Der Vicus Petinesca war ein 58 v. Chr. gegründeter römischer Ort (vicus), den man anhand spätrömischer Strassenkarten dem modernen Ort Studen im Kanton Bern in der Schweiz zuordnen konnte. Es war ein wichtiger Ort an der Nord-Süd- und Ost-West-Transversale, aber auch nahe der schiffbaren Aare gelegen. Die Station war bis 380 n. Chr. besetzt. Bereits im 19. Jahrhundert wurden erste Ausgrabungen getätigt. Konserviert sind die Reste eines Tempelbezirks und einer Toranlage. Neue Ausgrabungen förderten ein Handwerkerviertel, ein Gräberfeld und drei Ziehbrunnen zu Tage. Bisher konnten in Petinesca fünf Teile untersucht werden. Sie umfassen eine Toranlage, zwei Terrassensiedlungen, den Tempelbezirk und das Gräberfeld „Keltenweg“.

Die römische Toranlage

Die römische Toranlage wurde von der Gesellschaft Pro Petinesca bei erstmals systematischen Erforschungen ausgegraben.
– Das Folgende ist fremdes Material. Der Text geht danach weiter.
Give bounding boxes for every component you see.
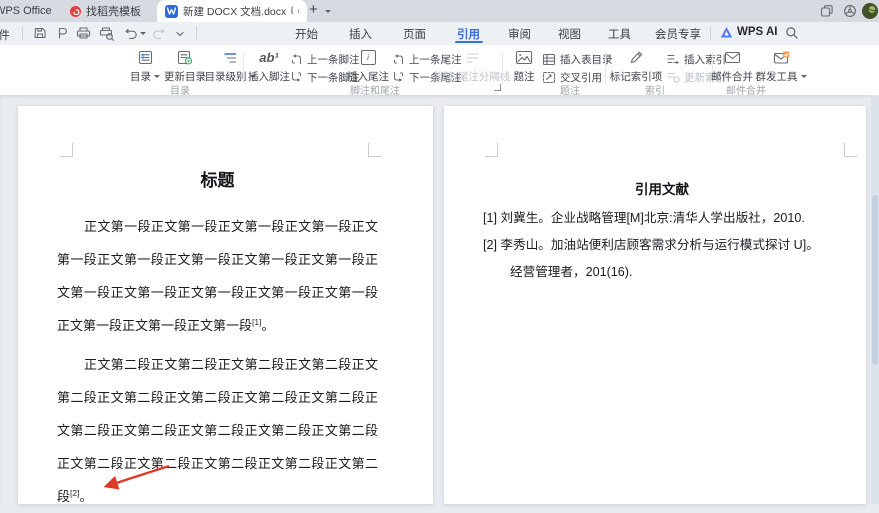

Sie besteht aus dem Tor und Resten der Befestigungsmauer. Offenbar wurde der spätrömische Turmbau im 4. Jahrhundert n. Chr. zu einem Strassenkastell mit Unterkunftsräumen ausgebaut.

Toranlage Petinesca

Erste Siedlungsspuren - 1. Jahrhundert

Die erste römische Strasse (Talstrasse) steigt von der Ebene Richtung unterer Hangterrasse an und mündet in die Vorderbergstrasse; die vom Unterdorf Richtung Aegerten führt. Letztere ist Talseitig durch eine Holzpalisade geschützt. Westlich der Talstrasse wurde zu diesem Zeitpunkt massiv Schuttmaterial abgelagert, das mit Töpfereiabfällen durchsetzt ist. In kurzer zeitlicher Abfolge werden zur Stabilisierung der Auffüllungen zwei Hangstützkonstruktion gebaut. Diese Aufschüttungen bedingen eine Allmähliche Verlagerung der Talstrasse in Richtung Osten (grüne Phase).
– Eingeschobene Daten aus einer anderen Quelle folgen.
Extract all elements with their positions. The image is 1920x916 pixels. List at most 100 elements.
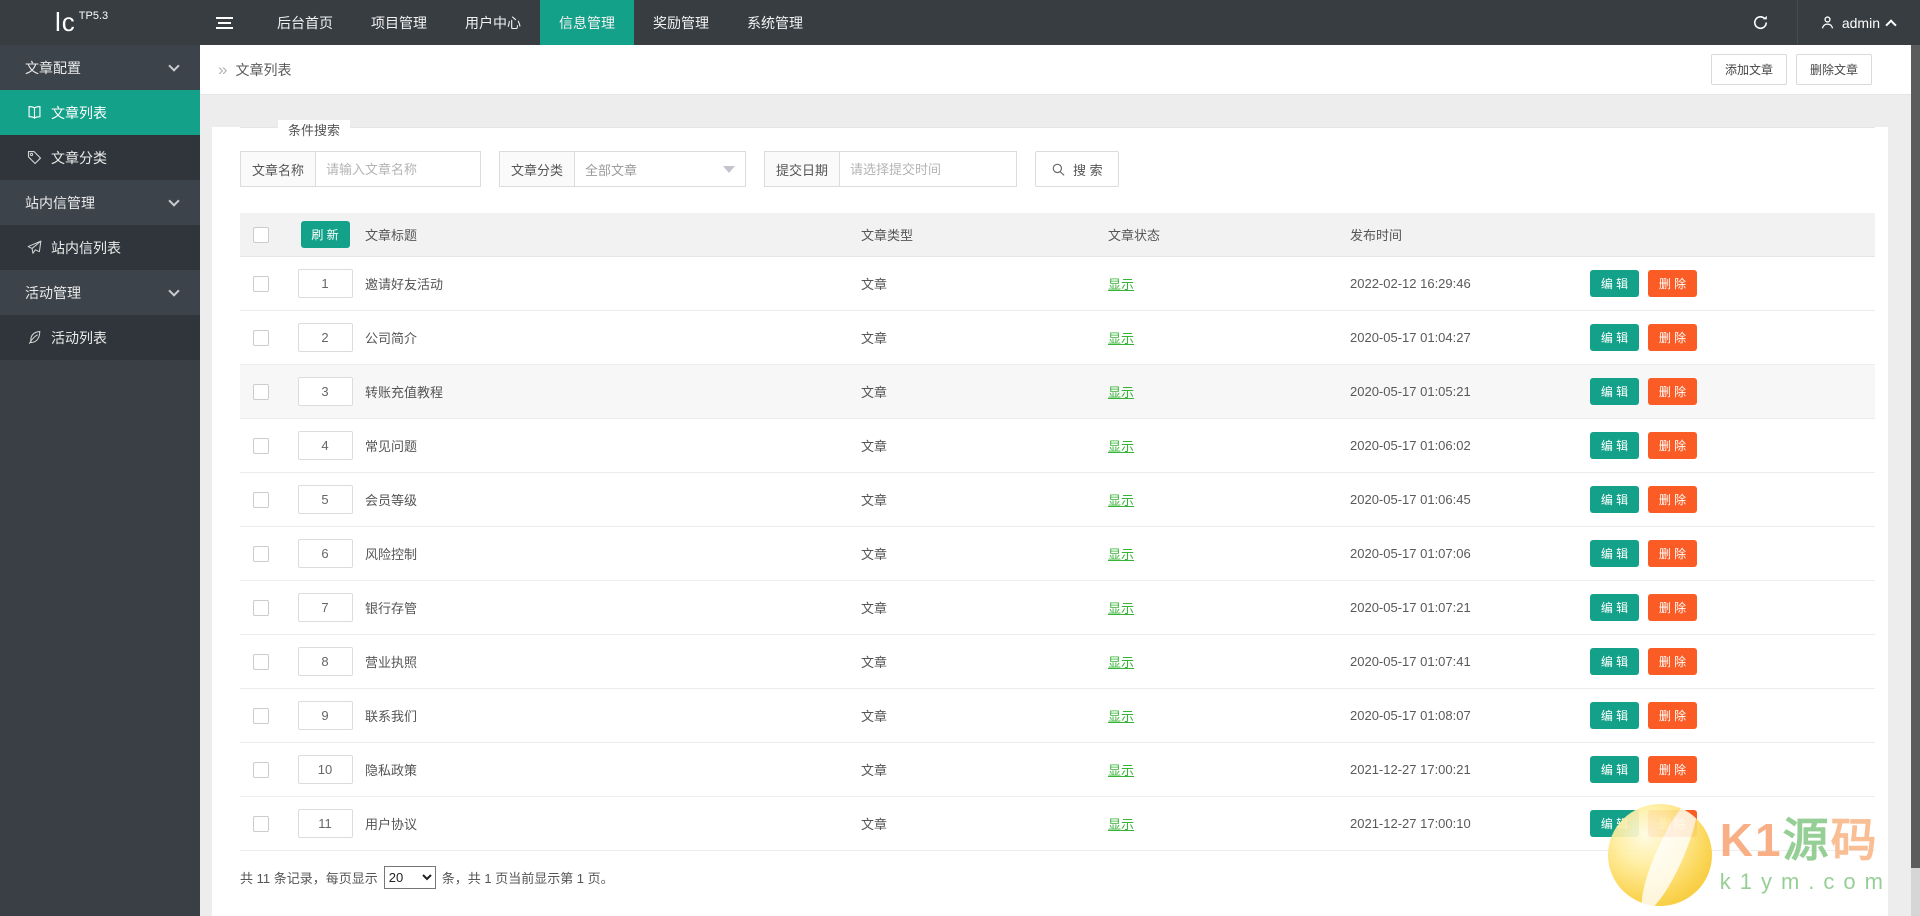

Älteres Steingebäude - 2./3. Jahrhundert

Spätestens mit der Aufgabe der jüngeren Hangstützkonstruktionen wird die Holzpalisade der Vorderbergstrasse entfernt, verfüllt und mit der neuen Strasse Richtung Unterdorf überdeckt. Zu Beginn des 2. Jahrhunderts wird südlich der Vorderbergstrasse, über teilweise mächtigen Planieschichten, das ältere Steingebäude angelegt. Der Niveauunterschied zwischen dem Nordost- und dem Südwesttrakt beträgt ca. 4 m. Das fast quadratische Steingebäude wird etwa in der Mitte des 3. Jahrhunderts durch einen Brand in Mitleidenschaft gezogen. Der quer zu den Mauern stehende Brunnen ist mit dem Steingebäude oder ev. schon früher errichtet worden. Er wird während der Benutzung des älteren Steingebäudes aufgegeben und verfüllt. Nordwestlich der neuen Vorderbergstrasse ist bereits um die Wende zun 2. Jahrhundert ein Holzhaus (mit Schwellbalkenkonstruktion) errichtet worden.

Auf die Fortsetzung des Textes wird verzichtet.